Die Stimmung im Kurs ist gut. Wir lachen viel, keiner hält sich für was Besseres. „Warum auch?“, fragt Barbara. „Hier muss man sich nicht beeindrucken lassen. Hauptsache, man kann sich bewegen.“ Bärbel stimmt zu. „Ich habe schon mal einen Apfelkuchen verbrennen lassen, weil ich zu Hause getanzt hab’“, erzählt sie. Und wir alle können das verstehen. Gute Musik, gepaart mit Lebensfreude — schöne Augenblicke muss man feiern, wenn sie da sind.

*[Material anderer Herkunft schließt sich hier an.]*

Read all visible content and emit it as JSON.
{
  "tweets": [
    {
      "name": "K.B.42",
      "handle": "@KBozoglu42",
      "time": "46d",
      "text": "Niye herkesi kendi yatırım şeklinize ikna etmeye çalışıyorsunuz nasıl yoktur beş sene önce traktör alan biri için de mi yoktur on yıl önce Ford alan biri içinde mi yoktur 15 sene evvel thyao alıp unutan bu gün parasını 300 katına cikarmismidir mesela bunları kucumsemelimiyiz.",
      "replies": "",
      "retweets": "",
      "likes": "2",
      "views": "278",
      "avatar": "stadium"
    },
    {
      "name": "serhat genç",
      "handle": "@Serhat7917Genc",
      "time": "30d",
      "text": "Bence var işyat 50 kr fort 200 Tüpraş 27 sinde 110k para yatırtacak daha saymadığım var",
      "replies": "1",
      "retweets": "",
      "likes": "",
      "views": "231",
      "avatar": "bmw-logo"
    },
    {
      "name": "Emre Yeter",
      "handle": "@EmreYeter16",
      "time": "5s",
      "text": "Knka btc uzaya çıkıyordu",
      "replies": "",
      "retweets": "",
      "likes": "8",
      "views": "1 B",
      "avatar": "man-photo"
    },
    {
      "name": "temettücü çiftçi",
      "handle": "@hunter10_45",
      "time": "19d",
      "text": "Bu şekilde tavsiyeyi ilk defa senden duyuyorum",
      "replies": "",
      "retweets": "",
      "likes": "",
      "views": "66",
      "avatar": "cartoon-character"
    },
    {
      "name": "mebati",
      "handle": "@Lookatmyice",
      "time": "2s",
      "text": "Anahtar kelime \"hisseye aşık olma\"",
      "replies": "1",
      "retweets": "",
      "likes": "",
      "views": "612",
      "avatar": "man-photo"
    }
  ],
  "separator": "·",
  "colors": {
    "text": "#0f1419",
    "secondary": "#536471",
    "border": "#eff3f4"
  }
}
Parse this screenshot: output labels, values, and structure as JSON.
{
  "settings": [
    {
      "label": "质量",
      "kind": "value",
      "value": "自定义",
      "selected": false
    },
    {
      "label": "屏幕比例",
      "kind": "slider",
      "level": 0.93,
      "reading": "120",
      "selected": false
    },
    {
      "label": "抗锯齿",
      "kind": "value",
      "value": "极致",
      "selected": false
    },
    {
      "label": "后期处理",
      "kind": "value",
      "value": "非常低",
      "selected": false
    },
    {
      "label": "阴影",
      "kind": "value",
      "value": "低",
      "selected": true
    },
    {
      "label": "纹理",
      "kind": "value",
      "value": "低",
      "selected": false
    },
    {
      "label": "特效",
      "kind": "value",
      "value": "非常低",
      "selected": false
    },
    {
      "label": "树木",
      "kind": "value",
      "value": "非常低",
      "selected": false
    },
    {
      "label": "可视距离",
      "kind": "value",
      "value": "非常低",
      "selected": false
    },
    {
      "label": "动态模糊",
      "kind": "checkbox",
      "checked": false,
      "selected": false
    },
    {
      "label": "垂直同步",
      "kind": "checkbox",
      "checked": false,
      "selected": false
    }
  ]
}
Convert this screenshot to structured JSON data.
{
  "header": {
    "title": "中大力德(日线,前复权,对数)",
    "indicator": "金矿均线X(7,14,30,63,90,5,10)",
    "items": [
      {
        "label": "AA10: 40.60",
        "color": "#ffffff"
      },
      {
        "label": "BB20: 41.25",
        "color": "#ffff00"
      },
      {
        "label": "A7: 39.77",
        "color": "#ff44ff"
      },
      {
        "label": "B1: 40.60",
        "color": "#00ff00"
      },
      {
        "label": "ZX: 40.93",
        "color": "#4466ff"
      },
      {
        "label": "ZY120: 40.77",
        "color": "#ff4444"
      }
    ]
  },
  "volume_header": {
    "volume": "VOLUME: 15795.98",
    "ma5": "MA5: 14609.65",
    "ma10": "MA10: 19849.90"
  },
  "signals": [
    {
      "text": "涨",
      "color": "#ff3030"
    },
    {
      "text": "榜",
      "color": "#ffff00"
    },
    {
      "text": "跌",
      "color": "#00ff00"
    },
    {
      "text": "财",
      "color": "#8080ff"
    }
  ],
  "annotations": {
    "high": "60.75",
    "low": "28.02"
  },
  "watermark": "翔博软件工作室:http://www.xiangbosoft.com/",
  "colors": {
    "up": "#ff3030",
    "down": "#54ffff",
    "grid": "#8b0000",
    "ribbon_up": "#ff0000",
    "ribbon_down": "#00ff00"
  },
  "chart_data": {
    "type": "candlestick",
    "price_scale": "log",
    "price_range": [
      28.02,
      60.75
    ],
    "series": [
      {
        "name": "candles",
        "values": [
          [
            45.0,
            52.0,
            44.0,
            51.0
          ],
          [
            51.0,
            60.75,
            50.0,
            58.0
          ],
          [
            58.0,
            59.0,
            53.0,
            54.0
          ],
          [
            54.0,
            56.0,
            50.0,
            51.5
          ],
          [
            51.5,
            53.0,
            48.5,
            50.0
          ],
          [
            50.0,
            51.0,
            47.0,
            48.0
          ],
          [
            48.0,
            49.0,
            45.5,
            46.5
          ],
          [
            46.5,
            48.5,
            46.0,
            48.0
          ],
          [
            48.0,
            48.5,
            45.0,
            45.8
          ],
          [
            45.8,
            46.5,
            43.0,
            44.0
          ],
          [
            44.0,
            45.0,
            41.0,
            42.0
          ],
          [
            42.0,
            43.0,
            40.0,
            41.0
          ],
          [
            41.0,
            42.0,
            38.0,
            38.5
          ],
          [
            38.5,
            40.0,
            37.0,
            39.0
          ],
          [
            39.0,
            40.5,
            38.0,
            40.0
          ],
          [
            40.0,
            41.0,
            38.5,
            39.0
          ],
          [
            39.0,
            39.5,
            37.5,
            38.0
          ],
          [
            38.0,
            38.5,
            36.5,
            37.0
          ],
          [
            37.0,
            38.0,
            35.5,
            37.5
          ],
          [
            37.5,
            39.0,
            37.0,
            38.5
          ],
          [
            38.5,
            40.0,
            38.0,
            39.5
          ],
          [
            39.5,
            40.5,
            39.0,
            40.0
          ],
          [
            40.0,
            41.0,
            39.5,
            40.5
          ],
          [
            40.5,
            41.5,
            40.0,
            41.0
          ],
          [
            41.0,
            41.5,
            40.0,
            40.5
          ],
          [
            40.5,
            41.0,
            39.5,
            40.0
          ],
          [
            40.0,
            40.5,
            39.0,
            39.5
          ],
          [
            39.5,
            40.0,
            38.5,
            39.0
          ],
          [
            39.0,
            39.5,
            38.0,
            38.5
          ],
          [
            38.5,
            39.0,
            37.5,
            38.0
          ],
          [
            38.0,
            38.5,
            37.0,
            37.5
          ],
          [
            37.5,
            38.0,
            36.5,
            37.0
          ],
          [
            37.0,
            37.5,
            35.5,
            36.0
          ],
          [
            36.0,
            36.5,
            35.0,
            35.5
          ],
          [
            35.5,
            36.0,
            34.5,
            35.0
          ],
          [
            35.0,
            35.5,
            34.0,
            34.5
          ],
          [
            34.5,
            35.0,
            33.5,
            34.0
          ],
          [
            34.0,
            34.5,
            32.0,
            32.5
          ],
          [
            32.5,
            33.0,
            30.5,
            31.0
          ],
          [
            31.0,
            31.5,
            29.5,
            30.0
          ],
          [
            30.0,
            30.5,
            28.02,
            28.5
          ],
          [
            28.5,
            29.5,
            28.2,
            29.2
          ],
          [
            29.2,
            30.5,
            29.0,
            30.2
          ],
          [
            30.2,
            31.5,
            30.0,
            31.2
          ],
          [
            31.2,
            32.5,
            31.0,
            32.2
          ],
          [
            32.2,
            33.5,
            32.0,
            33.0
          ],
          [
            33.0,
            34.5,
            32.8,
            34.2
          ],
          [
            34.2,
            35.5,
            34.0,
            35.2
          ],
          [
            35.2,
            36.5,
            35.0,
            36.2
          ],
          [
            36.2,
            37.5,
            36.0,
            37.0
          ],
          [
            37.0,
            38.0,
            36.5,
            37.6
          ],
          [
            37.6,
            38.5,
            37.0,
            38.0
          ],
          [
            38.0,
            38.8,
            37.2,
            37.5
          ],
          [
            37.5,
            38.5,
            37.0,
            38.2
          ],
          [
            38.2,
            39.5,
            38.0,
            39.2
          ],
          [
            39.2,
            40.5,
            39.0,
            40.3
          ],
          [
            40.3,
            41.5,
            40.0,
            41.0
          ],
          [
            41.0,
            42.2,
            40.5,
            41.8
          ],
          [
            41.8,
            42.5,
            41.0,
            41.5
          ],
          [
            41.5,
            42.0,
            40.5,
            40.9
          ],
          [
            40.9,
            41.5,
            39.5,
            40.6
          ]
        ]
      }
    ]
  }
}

Line Dance fordert Konzentration und Fitness. Zwei Tänze lernen wir in einer Stunde. Am Ende rinnt mir der Schweiß von der Stirn. Wir verschnaufen ein wenig. „Und das sind noch die leichtesten Übungen“, raunt Frank mir zu. Er hat seine Übungen erstaunlich leichtfüßig absolviert. Ich hab’s aus den Augenwinkeln gesehen, wenn ich mit meinen Blicken mal nicht an Heikes Schuhen hing. Dankeschön, ich habe verstanden. Nichts ist so leicht, wie es aussieht. Auch Line Dancer müssen üben.